A Different Use of Time Series to Identify Seasonal Customers
I had previously written about creatively leveraging your data using segmentation to learn about a customer base. The article is here. In the article I mentioned utilizing any data that might be relevant. Trying to identify customers with seasonal usage patterns was one of the variables that I mentioned that sounded interesting. And since I'm getting ready to do another cluster analysis, I decided to tackle this question.
These are my favorite types of data science problems because they require you to think a little outside the box to design a solution. Basically, I wanted to be able to tag each customer as whether or not they exhibited a seasonal pattern, this would be a first step. Later I may further build this out to determine the beginning of each customer's "off-season." This will allow us to nurture these customer relationships better, and provide a more personalized experience.
I'm a data scientist at Constant Contact, which provide email marketing solutions to small businesses. Since it is a subscription product, customers have different usage patterns that I'm able to use for this analysis.
At first, my assumption was that a good portion of these customers might be living in an area that has four seasons. You know, the ice cream shop in New England that shuts down for the winter. After thinking about it some more, if I'm looking for seasonal usage patterns, this is also going to include people with seasonal business patterns that aren't necessarily driven by the weather. People who have accounts in the education field taking summers off are going to be picked up as seasonal. Businesses in retail who have pretty consistent usage all year, but pick up their engagement at Christmas are also exhibiting a seasonal pattern. So the people who the model would determine were seasonal were not based solely on the weather, but could also be by the type of business. (Or maybe there are people that are fortunate enough to take random long vacations for no reason in the middle of the year, I want to make sure I find those people too, if they exist).
To do this analysis, I aggregated the email sending patterns of each customer with at least 2 years by customer, by month. Each customer is it's own time series. However, there were a couple complexities. One detail in particular is worth noting, customers might take a month or two (or more) off from usage. So first I had to write some code to fill in zeros for those months. I couldn't be specifying that I was looking for a yearly pattern, but only giving 8 months worth of data per year in the model, I needed those zeros. I found these missing zeros using Python, and then decided I wanted to use R for the time series/determining if a seasonal pattern was present portion. I got to use the rpy2 package in Python for the first time. Check that off the list of new packages I've wanted to try.

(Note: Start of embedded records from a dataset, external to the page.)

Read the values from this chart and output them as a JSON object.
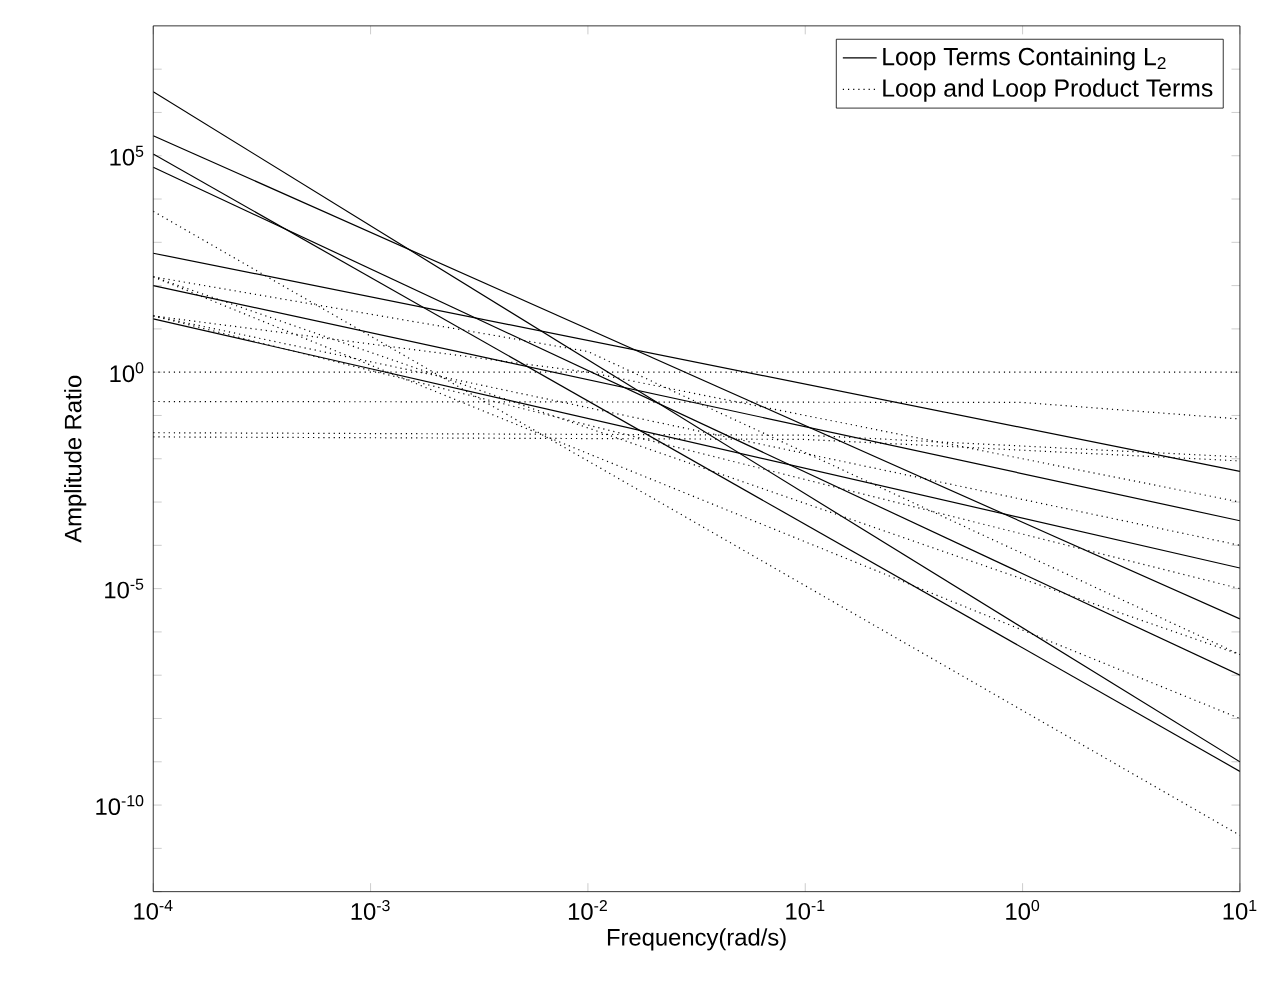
{
  "chart_data": {
    "type": "line",
    "log": "xy",
    "xlabel": "Frequency(rad/s)",
    "ylabel": "Amplitude Ratio",
    "legend": "top right",
    "xlim": [
      0.0001,
      10
    ],
    "ylim": [
      1e-12,
      100000000.0
    ],
    "xticks": [
      {
        "value": 0.0001,
        "label": "10$^{-4}$"
      },
      {
        "value": 0.001,
        "label": "10$^{-3}$"
      },
      {
        "value": 0.01,
        "label": "10$^{-2}$"
      },
      {
        "value": 0.1,
        "label": "10$^{-1}$"
      },
      {
        "value": 1,
        "label": "10$^{0}$"
      },
      {
        "value": 10,
        "label": "10$^{1}$"
      }
    ],
    "yticks": [
      {
        "value": 1e-12,
        "label": null
      },
      {
        "value": 1e-11,
        "label": null
      },
      {
        "value": 1e-10,
        "label": "10$^{-10}$"
      },
      {
        "value": 1e-09,
        "label": null
      },
      {
        "value": 1e-08,
        "label": null
      },
      {
        "value": 1e-07,
        "label": null
      },
      {
        "value": 1e-06,
        "label": null
      },
      {
        "value": 1e-05,
        "label": "10$^{-5}$"
      },
      {
        "value": 0.0001,
        "label": null
      },
      {
        "value": 0.001,
        "label": null
      },
      {
        "value": 0.01,
        "label": null
      },
      {
        "value": 0.1,
        "label": null
      },
      {
        "value": 1,
        "label": "10$^{0}$"
      },
      {
        "value": 10,
        "label": null
      },
      {
        "value": 100,
        "label": null
      },
      {
        "value": 1000,
        "label": null
      },
      {
        "value": 10000.0,
        "label": null
      },
      {
        "value": 100000.0,
        "label": "10$^{5}$"
      },
      {
        "value": 1000000.0,
        "label": null
      },
      {
        "value": 10000000.0,
        "label": null
      }
    ],
    "series": [
      {
        "name": "Loop Terms Containing L$_{2}$",
        "color": "#000000",
        "line_style": "solid",
        "x": [
          0.0001,
          10
        ],
        "values": [
          3000000.0,
          1e-09
        ]
      },
      {
        "color": "#000000",
        "line_style": "solid",
        "x": [
          0.0001,
          10
        ],
        "values": [
          110000.0,
          6e-10
        ]
      },
      {
        "color": "#000000",
        "line_style": "solid",
        "x": [
          0.0001,
          10
        ],
        "values": [
          54000.0,
          1e-07
        ]
      },
      {
        "color": "#000000",
        "line_style": "solid",
        "x": [
          0.0001,
          10
        ],
        "values": [
          290000.0,
          2e-06
        ]
      },
      {
        "color": "#000000",
        "line_style": "solid",
        "x": [
          0.0001,
          10
        ],
        "values": [
          560,
          0.0051
        ]
      },
      {
        "color": "#000000",
        "line_style": "solid",
        "x": [
          0.0001,
          10
        ],
        "values": [
          100,
          0.00037
        ]
      },
      {
        "color": "#000000",
        "line_style": "solid",
        "x": [
          0.0001,
          10
        ],
        "values": [
          17,
          3e-05
        ]
      },
      {
        "name": "Loop and Loop Product Terms",
        "color": "#000000",
        "line_style": "dotted",
        "x": [
          0.0001,
          10
        ],
        "values": [
          5200,
          2e-11
        ]
      },
      {
        "color": "#000000",
        "line_style": "dotted",
        "x": [
          0.0001,
          10
        ],
        "values": [
          160,
          1e-08
        ]
      },
      {
        "color": "#000000",
        "line_style": "dotted",
        "x": [
          0.0001,
          10
        ],
        "values": [
          160,
          3e-07
        ]
      },
      {
        "color": "#000000",
        "line_style": "dotted",
        "x": [
          0.0001,
          0.01,
          10
        ],
        "values": [
          160,
          3,
          3e-07
        ]
      },
      {
        "color": "#000000",
        "line_style": "dotted",
        "x": [
          0.0001,
          10
        ],
        "values": [
          20,
          1e-05
        ]
      },
      {
        "color": "#000000",
        "line_style": "dotted",
        "x": [
          0.0001,
          10
        ],
        "values": [
          20,
          0.0001
        ]
      },
      {
        "color": "#000000",
        "line_style": "dotted",
        "x": [
          0.0001,
          0.01,
          10
        ],
        "values": [
          20,
          1,
          0.001
        ]
      },
      {
        "color": "#000000",
        "line_style": "dotted",
        "x": [
          0.0001,
          10
        ],
        "values": [
          1,
          1
        ]
      },
      {
        "color": "#000000",
        "line_style": "dotted",
        "x": [
          0.0001,
          1,
          10
        ],
        "values": [
          0.21,
          0.2,
          0.083
        ]
      },
      {
        "color": "#000000",
        "line_style": "dotted",
        "x": [
          0.0001,
          0.1,
          10
        ],
        "values": [
          0.04,
          0.035,
          0.011
        ]
      },
      {
        "color": "#000000",
        "line_style": "dotted",
        "x": [
          0.0001,
          0.1,
          10
        ],
        "values": [
          0.032,
          0.028,
          0.0089
        ]
      }
    ]
  }
}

I fit a TBATS model for each customer in R. This is probably overkill, because TBATS was meant to deal with very complex (and potentially multiple) seasonal patterns. However, it was really simple to ask the model if it had a yearly seasonal component. Bonus, TBATS is more robust to stationarity than other methods.
Here is a picture of a customer who the model determined to be seasonal, and on the right is a customer who is obviously not seasonal, and the model agrees.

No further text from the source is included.